From 04a37030f44eec97aecfd5ca2ba2f38e5f74eba2 Mon Sep 17 00:00:00 2001
From: Karma Riuk <riukkarma@gmail.com>
Date: Tue, 20 May 2025 09:57:04 +0200
Subject: [PATCH] populating cache only if there is any cache

---
 pull_requests.py | 14 ++++++++------
 1 file changed, 8 insertions(+), 6 deletions(-)

diff --git a/pull_requests.py b/pull_requests.py
index 8af69e3..7f76f94 100644
--- a/pull_requests.py
+++ b/pull_requests.py
@@ -454,9 +454,10 @@ def process_repos_parallel(
         archive_destination: Directory for archives
         cache: Optional cache of previously processed PR entries
     """
-    for pr2entry in tqdm(cache.values(), desc="Adding cache in dataset"):
-        dataset.entries.extend(pr2entry.values())

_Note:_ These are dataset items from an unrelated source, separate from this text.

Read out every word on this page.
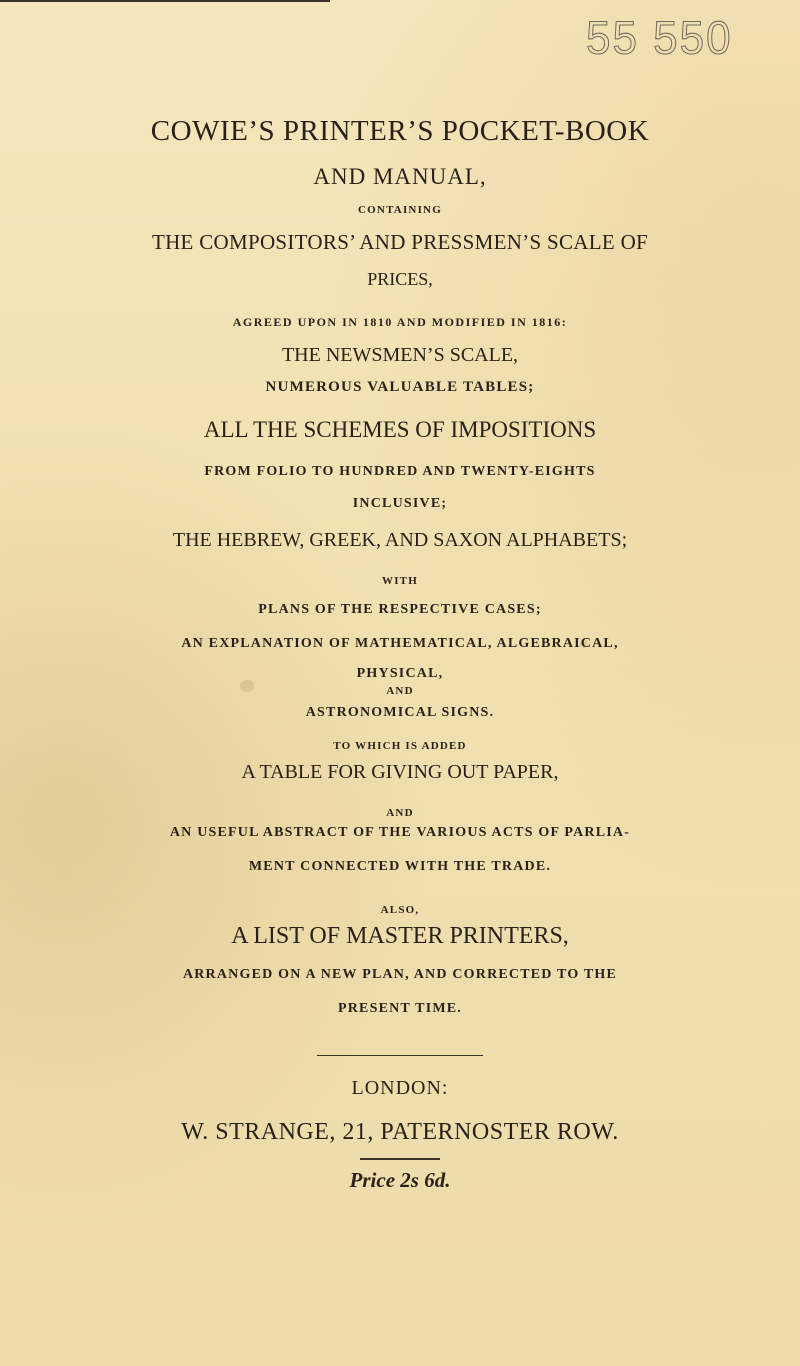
55 550
COWIE’S PRINTER’S POCKET-BOOK
AND MANUAL,
CONTAINING
THE COMPOSITORS’ AND PRESSMEN’S SCALE OF
PRICES,
AGREED UPON IN 1810 AND MODIFIED IN 1816:
THE NEWSMEN’S SCALE,
NUMEROUS VALUABLE TABLES;
ALL THE SCHEMES OF IMPOSITIONS
FROM FOLIO TO HUNDRED AND TWENTY-EIGHTS
INCLUSIVE;
THE HEBREW, GREEK, AND SAXON ALPHABETS;
WITH
PLANS OF THE RESPECTIVE CASES;
AN EXPLANATION OF MATHEMATICAL, ALGEBRAICAL,
PHYSICAL,
AND
ASTRONOMICAL SIGNS.
TO WHICH IS ADDED
A TABLE FOR GIVING OUT PAPER,
AND
AN USEFUL ABSTRACT OF THE VARIOUS ACTS OF PARLIA-
MENT CONNECTED WITH THE TRADE.
ALSO,
A LIST OF MASTER PRINTERS,
ARRANGED ON A NEW PLAN, AND CORRECTED TO THE
PRESENT TIME.
LONDON:
W. STRANGE, 21, PATERNOSTER ROW.
Price 2s 6d.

-    dataset.to_json(args.output)
+    if len(cache) > 0:
+        for pr2entry in tqdm(list(cache.values()), desc="Adding cache in dataset"):
+            dataset.entries.extend(pr2entry.values())
+        dataset.to_json(args.output)
 
     repo_names = df["name"]
     free_positions = list(range(1, n_workers + 1))
@@ -529,9 +530,10 @@ def process_repos(
         Passing it by reference in order have the latest information, in case of an error
     verbose (bool): Whether to be verbose or not
     """
-    for pr2entry in tqdm(cache.values(), desc="Adding cache in dataset"):
-        dataset.entries.extend(pr2entry.values())
-    dataset.to_json(args.output)
+    if len(cache) > 0:
+        for pr2entry in tqdm(list(cache.values()), desc="Adding cache in dataset"):
+            dataset.entries.extend(pr2entry.values())
+        dataset.to_json(args.output)
 
     with tqdm(total=len(df), desc="Processing repos") as pbar:
         for _, row in df.iterrows():